O termo complexo de Electra tem sido usado para descrever um conjunto semelhante de sentimentos vivenciados pelas jovens. Freud, no entanto, acredita que as meninas, em vez disso experimentam inveja do pênis.

Eventualmente, a criança começa a se identificar com o genitor do mesmo sexo como um meio de vicariamente possuir o outro progenitor. Para as meninas, no entanto, Freud acreditava que a inveja do pênis não foi totalmente resolvida e que todas as mulheres continuam a ser um pouco fixadas neste estágio. Psicólogos como Karen Horney contestam esta teoria, chamando-a de um tanto imprecisa e degradante para as mulheres. Em vez disso, Horney propôs que os homens experimentam sentimentos de inferioridade porque eles não podem dar a luz à filhos, um conceito à que ela se referiu como inveja do útero.

4 – O período de latência

  • Faixa etária: 6 anos – puberdade
  • Zona erógena: sentimentos sexuais são inativos

Durante o período de latência, os  interesses da libido são suprimidos. O desenvolvimento do ego e superego contribuem para este período de calma. O estágio começa na época em que as crianças entram na escola e tornam-se mais preocupadas com as relações entre colegas, hobbies e outros interesses.

O período de latência é um tempo de exploração em que a energia sexual ainda está presente, mas é direcionada para outras áreas, como atividades intelectuais e interações sociais. Esta etapa é importante para o desenvolvimento de habilidades sociais e de comunicação e autoconfiança.

5 – O Estágio Genital

  • Faixa etária: Puberdade à Morte
  • Zona erógena: Amadurecendo de Interesses Sexuais

Durante a fase final de desenvolvimento psicossexual, o indivíduo desenvolve um forte interesse sexual no sexo oposto. Esta fase começa durante a puberdade, mas passa por todo o resto da vida de uma pessoa.

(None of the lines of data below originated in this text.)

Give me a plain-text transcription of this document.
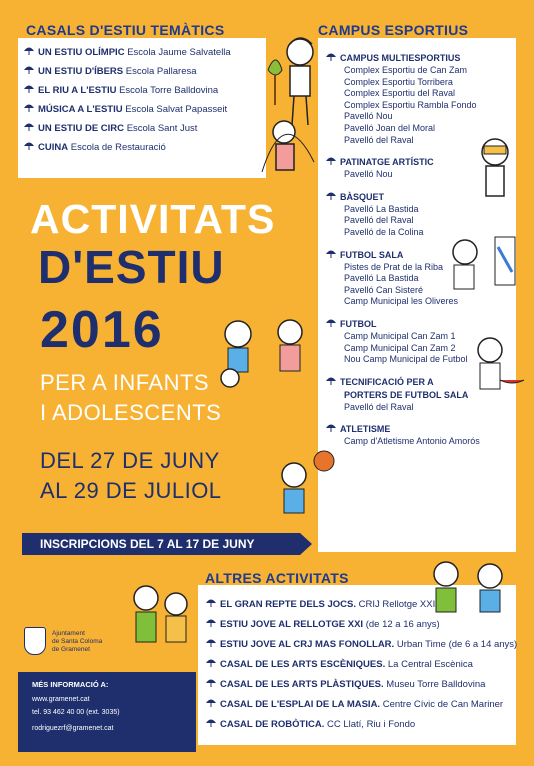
CASALS D'ESTIU TEMÀTICS	CAMPUS ESPORTIUS
ALTRES ACTIVITATS
UN ESTIU OLÍMPIC Escola Jaume Salvatella
UN ESTIU D'ÍBERS Escola Pallaresa
EL RIU A L'ESTIU Escola Torre Balldovina
MÚSICA A L'ESTIU Escola Salvat Papasseit
UN ESTIU DE CIRC Escola Sant Just
CUINA Escola de Restauració
CAMPUS MULTIESPORTIUS
Complex Esportiu de Can Zam
Complex Esportiu Torribera
Complex Esportiu del Raval
Complex Esportiu Rambla Fondo
Pavelló Nou
Pavelló Joan del Moral
Pavelló del Raval
PATINATGE ARTÍSTIC
Pavelló Nou
BÀSQUET
Pavelló La Bastida
Pavelló del Raval
Pavelló de la Colina
FUTBOL SALA
Pistes de Prat de la Riba
Pavelló La Bastida
Pavelló Can Sisteré
Camp Municipal les Oliveres
FUTBOL
Camp Municipal Can Zam 1
Camp Municipal Can Zam 2
Nou Camp Municipal de Futbol
TECNIFICACIÓ PER A
PORTERS DE FUTBOL SALA
Pavelló del Raval
ATLETISME
Camp d'Atletisme Antonio Amorós
ACTIVITATS
D'ESTIU
2016
PER A INFANTS
I ADOLESCENTS
DEL 27 DE JUNY
AL 29 DE JULIOL
INSCRIPCIONS DEL 7 AL 17 DE JUNY
EL GRAN REPTE DELS JOCS. CRIJ Rellotge XXI
ESTIU JOVE AL RELLOTGE XXI (de 12 a 16 anys)
ESTIU JOVE AL CRJ MAS FONOLLAR. Urban Time (de 6 a 14 anys)
CASAL DE LES ARTS ESCÈNIQUES. La Central Escènica
CASAL DE LES ARTS PLÀSTIQUES. Museu Torre Balldovina
CASAL DE L'ESPLAI DE LA MASIA. Centre Cívic de Can Mariner
CASAL DE ROBÒTICA. CC Llatí, Riu i Fondo
Ajuntament
de Santa Coloma
de Gramenet
MÉS INFORMACIÓ A:
www.gramenet.cat
tel. 93 462 40 00 (ext. 3035)
rodriguezrf@gramenet.cat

Em fases anteriores, o foco foi exclusivamente nas necessidades individuais, porém o interesse pelo bem estar dos outros cresce durante esta fase. Se as outras etapas foram concluídas com êxito, o indivíduo deve agora ser bem equilibrado, tenro e carinhoso. O objetivo desta etapa é estabelecer um equilíbrio entre as diversas áreas da vida.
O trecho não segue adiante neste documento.